4.8 Nu de man tot op heden aan zijn alimentatieverplichtingen heeft voldaan en de vrouw het verweer heeft gevoerd niet in staat te zijn tot terugbetaling, hetgeen de man onvoldoende gemotiveerd heeft weersproken, zal het hof de alimentatieverplichting van de man met ingang van heden beëindigen.
4.9 Nu het hof het verzoek van de man tot beëindiging van de alimentatieverplichting toewijst, behoeft het verzoek van de man tot nihilstelling geen nadere bespreking, te meer nu de man niet heeft gesteld dat zijn draagkracht ontoereikend is.
Op grond van hetgeen hiervoor is overwogen dient het hof de bestreden beschikking te vernietigen en te beschikken als hierna te melden.
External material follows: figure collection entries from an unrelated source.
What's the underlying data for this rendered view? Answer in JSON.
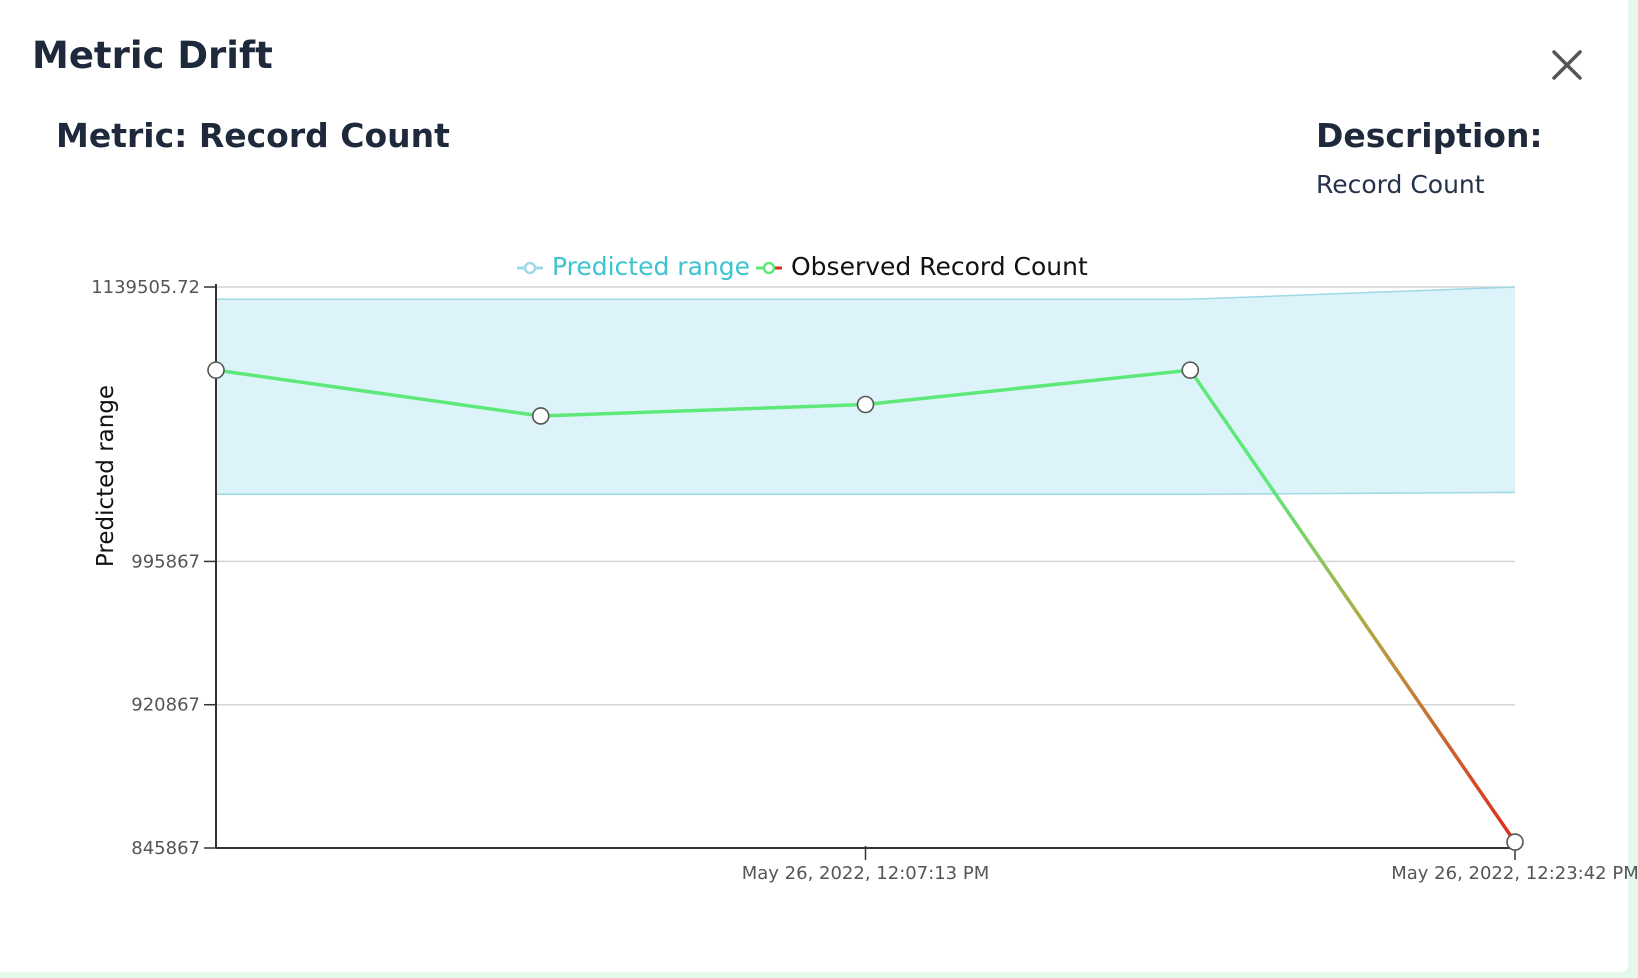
{
  "modal": {
    "title": "Metric Drift",
    "close_icon": "close-icon"
  },
  "metric": {
    "heading": "Metric: Record Count"
  },
  "description": {
    "heading": "Description:",
    "value": "Record Count"
  },
  "colors": {
    "band_fill": "#dcf3f9",
    "band_edge": "#9fd8e6",
    "observed_line": "#5ee87a",
    "anomaly_line": "#e02a1e",
    "axis": "#333333",
    "grid": "#d4d4d4"
  },
  "chart_data": {
    "type": "line",
    "title": "",
    "xlabel": "",
    "ylabel": "Predicted range",
    "legend": {
      "placement": "top",
      "entries": [
        "Predicted range",
        "Observed Record Count"
      ]
    },
    "ylim": [
      845867,
      1139505.72
    ],
    "yticks": [
      {
        "value": 845867,
        "label": "845867"
      },
      {
        "value": 920867,
        "label": "920867"
      },
      {
        "value": 995867,
        "label": "995867"
      },
      {
        "value": 1139505.72,
        "label": "1139505.72"
      }
    ],
    "xticks": [
      {
        "index": 2,
        "label": "May 26, 2022, 12:07:13 PM"
      },
      {
        "index": 4,
        "label": "May 26, 2022, 12:23:42 PM"
      }
    ],
    "grid": true,
    "series": [
      {
        "name": "Predicted range",
        "kind": "band",
        "upper": [
          1133100,
          1133100,
          1133100,
          1133100,
          1139505.72
        ],
        "lower": [
          1031000,
          1031000,
          1031000,
          1031000,
          1032000
        ]
      },
      {
        "name": "Observed Record Count",
        "kind": "line",
        "values": [
          1096000,
          1072000,
          1078000,
          1096000,
          849000
        ]
      }
    ]
  }
}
Het hof, beschikkende in hoger beroep:
vernietigt de beschikking van de rechtbank Utrecht van 6 februari 2008, en in zoverre opnieuw beschikkende:
beëindigt de verplichting van de man aan de vrouw een uitkering tot haar levensonderhoud te verstrekken met ingang van heden;
verklaart deze beschikking uitvoerbaar bij voorraad;
wijst het meer of anders verzochte af.
Deze beschikking is gegeven door mrs. B.F. Keulen, G.J. Rijken en M.F.J.N. van Osch bijgestaan door mr. J.M. van Gastel-Goudswaard als griffier, en is op 30 september 2008 uitgesproken ter openbare terechtzitting in tegenwoordigheid van de griffier.